The two sides have been hashing out the details of a delivery of the S-300.

Russia and Iran have penned a long-awaited contract for the delivery of Moscow's advanced S-300 air-defense missile systems, a senior Russian defense industry official told reporters at the Dubai Airshow on Monday, the RIA Novosti news agency reported.

The two sides have been hashing out the details of a delivery of the S-300 — regarded as one of the most capable anti-aircraft missile systems in the world — since President Vladimir Putin lifted a Russian government ban on their export to Iran in April.

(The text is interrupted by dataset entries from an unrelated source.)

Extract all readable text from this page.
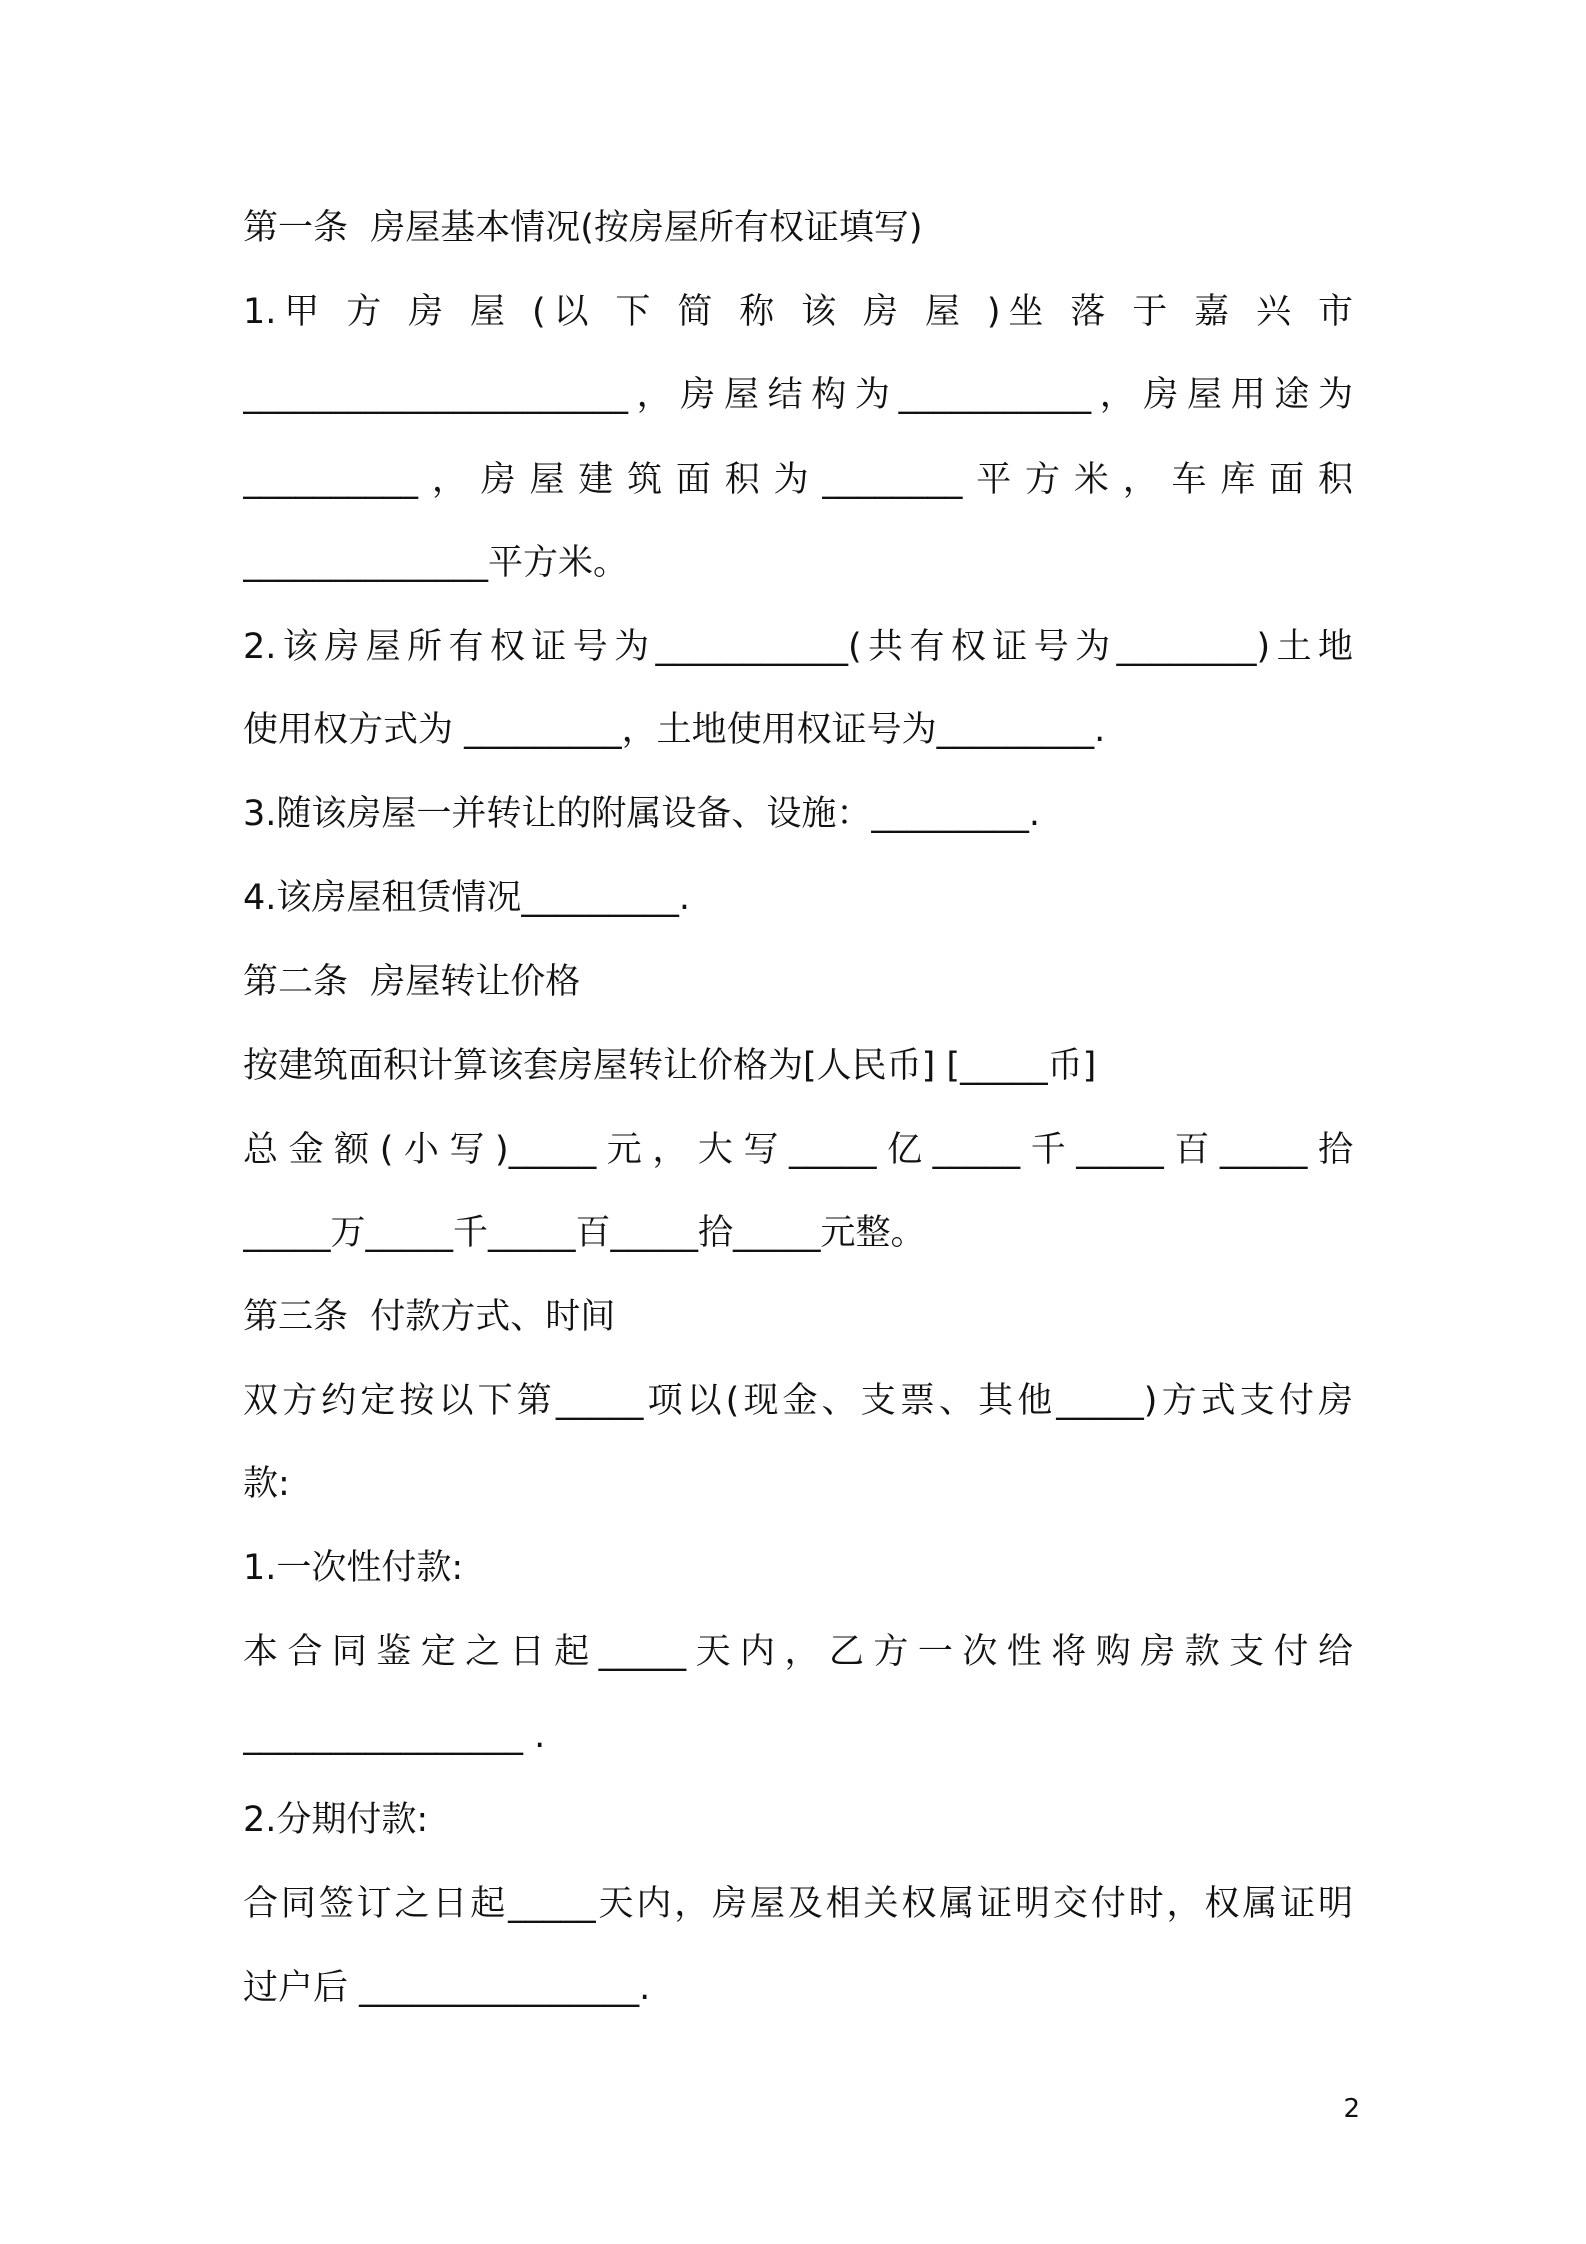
第一条  房屋基本情况(按房屋所有权证填写)
1.甲 方 房 屋 (以 下 简 称 该 房 屋 )坐 落 于 嘉 兴 市
______________________，房屋结构为___________，房屋用途为
__________，房屋建筑面积为________平方米，车库面积
______________平方米。
2.该房屋所有权证号为___________(共有权证号为________)土地
使用权方式为 _________，土地使用权证号为_________.
3.随该房屋一并转让的附属设备、设施：_________.
4.该房屋租赁情况_________.
第二条  房屋转让价格
按建筑面积计算该套房屋转让价格为[人民币] [_____币]
总金额(小写)_____元，大写_____亿_____千_____百_____拾
_____万_____千_____百_____拾_____元整。
第三条  付款方式、时间
双方约定按以下第_____项以(现金、支票、其他_____)方式支付房
款:
1.一次性付款:
本合同鉴定之日起_____天内，乙方一次性将购房款支付给
________________ .
2.分期付款:
合同签订之日起_____天内，房屋及相关权属证明交付时，权属证明
过户后 ________________.
2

“Speaking of the S-300 air defense system, the contract has already been signed,” said Sergei Chemezov, the head of Russia's largest defense and technology holding, Rostec, RIA Novosti reported.

Chemezov, a close Putin ally, said that the two sides had come to terms on a key question dogging negotiations for the S-300 systems since April — a $4 billion Iranian lawsuit filed against Russia's state arms export agency Rosoboronexport in 2011.

Tehran filed the suit after then-President Dmitry Medvedev issued a presidential order in 2010 banning delivery of S-300s to Iran under an $800 million contract signed in 2007 after Tehran came under heavy international sanctions for its nuclear weapons development program.

Iran demanded that Russia deliver S-300 systems under a new contract before removing its suit, but Russia had insisted the lawsuit must be dropped before a new contract would be signed — according to Chemezov, Russia has ceded to Iran's demands.

Under the new contract, Iran will drop its lawsuit after the first stage of the contract is completed, Chemezov was quoted as saying, without specifying what the first stage of the contract entails.